This work addresses the prevalent issue of factual hallucinations in large language models (LLMs), noting that existing detection approaches rely solely on either neural uncertainty or symbolic self-judgment while neglecting their interplay. To bridge this gap, the authors propose the Logic-aware Alignment via Bridge (LaaB) framework, which establishes a logical consistency link between model responses and self-judgments by mapping symbolic labels back into the feature space, thereby unifying neural and symbolic perspectives. The core innovation lies in a novel “meta-judgment” mechanism that leverages semantic constraints between responses and meta-judgments to align and mutually reinforce neural representations and symbolic reasoning. Integrating uncertainty quantification, self-judgment prompt engineering, and multi-view mutual learning, LaaB consistently outperforms eight baselines across four datasets and four LLMs, demonstrating strong effectiveness and generalization capability.

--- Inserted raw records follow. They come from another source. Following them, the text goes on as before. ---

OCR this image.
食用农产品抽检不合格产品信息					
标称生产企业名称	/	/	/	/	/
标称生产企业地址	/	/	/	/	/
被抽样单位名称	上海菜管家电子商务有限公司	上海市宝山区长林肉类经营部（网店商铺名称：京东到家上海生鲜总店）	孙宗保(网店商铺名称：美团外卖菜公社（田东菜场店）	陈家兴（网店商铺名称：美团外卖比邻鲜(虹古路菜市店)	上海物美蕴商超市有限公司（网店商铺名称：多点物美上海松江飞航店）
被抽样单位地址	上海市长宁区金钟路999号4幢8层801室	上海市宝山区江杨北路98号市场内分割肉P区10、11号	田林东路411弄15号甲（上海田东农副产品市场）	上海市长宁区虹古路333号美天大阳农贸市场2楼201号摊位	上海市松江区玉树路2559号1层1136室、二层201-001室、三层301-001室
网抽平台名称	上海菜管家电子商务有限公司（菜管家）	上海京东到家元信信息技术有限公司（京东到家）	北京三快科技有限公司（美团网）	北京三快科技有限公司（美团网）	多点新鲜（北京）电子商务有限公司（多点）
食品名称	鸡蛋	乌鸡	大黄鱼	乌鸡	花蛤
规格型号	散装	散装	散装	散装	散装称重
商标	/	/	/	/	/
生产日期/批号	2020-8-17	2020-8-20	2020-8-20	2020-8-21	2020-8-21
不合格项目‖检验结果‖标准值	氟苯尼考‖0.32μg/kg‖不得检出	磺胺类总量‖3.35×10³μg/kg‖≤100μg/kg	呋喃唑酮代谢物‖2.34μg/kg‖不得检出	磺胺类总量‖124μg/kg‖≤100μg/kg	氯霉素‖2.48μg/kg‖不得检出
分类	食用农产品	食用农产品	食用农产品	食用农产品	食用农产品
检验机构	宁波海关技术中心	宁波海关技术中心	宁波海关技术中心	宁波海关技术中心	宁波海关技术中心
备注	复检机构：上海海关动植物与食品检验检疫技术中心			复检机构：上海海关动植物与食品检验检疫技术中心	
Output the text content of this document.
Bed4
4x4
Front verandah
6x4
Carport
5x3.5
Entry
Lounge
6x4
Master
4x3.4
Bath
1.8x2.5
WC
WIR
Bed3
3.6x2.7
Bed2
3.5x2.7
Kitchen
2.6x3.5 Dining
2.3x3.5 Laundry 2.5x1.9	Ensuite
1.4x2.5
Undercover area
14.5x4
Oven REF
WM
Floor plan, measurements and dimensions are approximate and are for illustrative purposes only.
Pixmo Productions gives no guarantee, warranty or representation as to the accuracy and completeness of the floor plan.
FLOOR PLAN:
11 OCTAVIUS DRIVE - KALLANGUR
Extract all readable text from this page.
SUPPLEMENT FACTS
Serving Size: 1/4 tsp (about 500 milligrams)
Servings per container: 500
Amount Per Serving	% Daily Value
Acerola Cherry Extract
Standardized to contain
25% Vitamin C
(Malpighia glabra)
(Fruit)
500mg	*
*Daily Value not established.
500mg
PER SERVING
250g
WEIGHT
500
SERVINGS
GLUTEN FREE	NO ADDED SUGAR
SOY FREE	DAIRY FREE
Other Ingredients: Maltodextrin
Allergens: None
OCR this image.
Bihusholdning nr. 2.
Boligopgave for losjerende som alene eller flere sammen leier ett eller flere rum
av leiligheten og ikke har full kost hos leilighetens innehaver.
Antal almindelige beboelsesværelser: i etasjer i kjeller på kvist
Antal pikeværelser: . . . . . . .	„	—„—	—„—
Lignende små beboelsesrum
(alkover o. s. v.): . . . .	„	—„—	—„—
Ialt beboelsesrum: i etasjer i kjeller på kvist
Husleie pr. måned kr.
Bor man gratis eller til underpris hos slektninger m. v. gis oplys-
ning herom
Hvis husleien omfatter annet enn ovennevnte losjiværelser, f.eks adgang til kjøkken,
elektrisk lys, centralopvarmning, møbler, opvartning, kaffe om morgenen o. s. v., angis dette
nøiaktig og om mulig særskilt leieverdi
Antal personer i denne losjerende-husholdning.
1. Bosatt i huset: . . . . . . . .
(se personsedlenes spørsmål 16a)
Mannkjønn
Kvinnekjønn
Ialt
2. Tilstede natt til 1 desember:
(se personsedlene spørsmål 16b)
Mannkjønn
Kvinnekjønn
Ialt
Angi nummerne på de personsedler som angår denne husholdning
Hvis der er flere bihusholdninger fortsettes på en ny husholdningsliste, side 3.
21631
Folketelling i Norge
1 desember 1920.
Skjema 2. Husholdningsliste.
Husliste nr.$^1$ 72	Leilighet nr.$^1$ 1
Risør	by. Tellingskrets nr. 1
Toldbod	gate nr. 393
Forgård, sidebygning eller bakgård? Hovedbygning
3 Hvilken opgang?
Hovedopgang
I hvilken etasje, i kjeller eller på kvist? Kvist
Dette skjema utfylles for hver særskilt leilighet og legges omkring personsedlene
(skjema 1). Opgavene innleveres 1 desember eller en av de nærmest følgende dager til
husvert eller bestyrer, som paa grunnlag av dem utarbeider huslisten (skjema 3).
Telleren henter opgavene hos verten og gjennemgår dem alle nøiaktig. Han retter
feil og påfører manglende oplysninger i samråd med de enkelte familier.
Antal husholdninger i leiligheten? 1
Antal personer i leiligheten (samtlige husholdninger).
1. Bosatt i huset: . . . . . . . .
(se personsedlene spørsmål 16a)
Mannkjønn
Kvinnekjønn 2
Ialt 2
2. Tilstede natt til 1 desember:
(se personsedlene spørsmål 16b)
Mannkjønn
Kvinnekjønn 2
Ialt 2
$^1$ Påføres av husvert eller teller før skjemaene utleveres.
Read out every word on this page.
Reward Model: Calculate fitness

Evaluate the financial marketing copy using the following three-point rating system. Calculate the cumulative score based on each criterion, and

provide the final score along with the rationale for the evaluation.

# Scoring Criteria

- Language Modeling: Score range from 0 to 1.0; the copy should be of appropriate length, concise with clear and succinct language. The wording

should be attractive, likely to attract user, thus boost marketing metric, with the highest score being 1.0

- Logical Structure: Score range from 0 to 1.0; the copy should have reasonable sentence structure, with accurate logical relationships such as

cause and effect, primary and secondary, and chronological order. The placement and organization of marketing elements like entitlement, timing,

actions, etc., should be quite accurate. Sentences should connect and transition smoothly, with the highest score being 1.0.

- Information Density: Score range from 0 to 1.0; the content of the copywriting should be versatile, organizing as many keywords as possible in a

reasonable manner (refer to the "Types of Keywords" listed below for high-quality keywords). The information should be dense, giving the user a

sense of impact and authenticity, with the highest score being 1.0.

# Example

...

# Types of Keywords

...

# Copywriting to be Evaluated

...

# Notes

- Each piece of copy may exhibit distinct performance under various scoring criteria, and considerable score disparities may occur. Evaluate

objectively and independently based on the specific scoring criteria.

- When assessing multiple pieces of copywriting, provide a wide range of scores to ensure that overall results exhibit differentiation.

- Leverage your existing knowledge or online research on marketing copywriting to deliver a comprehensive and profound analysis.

Large Language Models (LLMs) are prone to factual hallucinations, risking their reliability in real-world applications. Existing hallucination detectors mainly extract micro-level intrinsic patterns for uncertainty quantification or elicit macro-level self-judgments through verbalized prompts. However, these methods address only a single facet of the hallucination, focusing either on implicit neural uncertainty or explicit symbolic reasoning, thereby treating these inherently coupled behaviors in isolation and failing to exploit their interdependence for a holistic view. In this paper, we propose LaaB (Logical Consistency-as-a-Bridge), a framework that bridges neural features and symbolic judgments for hallucination detection. LaaB introduces a "meta-judgment" process to map symbolic labels back into the feature space. By leveraging the inherent logical bridge where response and meta-judgment labels are either the same or opposite based on the self-judgment's semantics, LaaB aligns and integrates dual-view signals via mutual learning and enhances the hallucination detection. Extensive experiments on 4 public datasets, across 4 LLMs, against 8 baselines demonstrate the superiority of LaaB.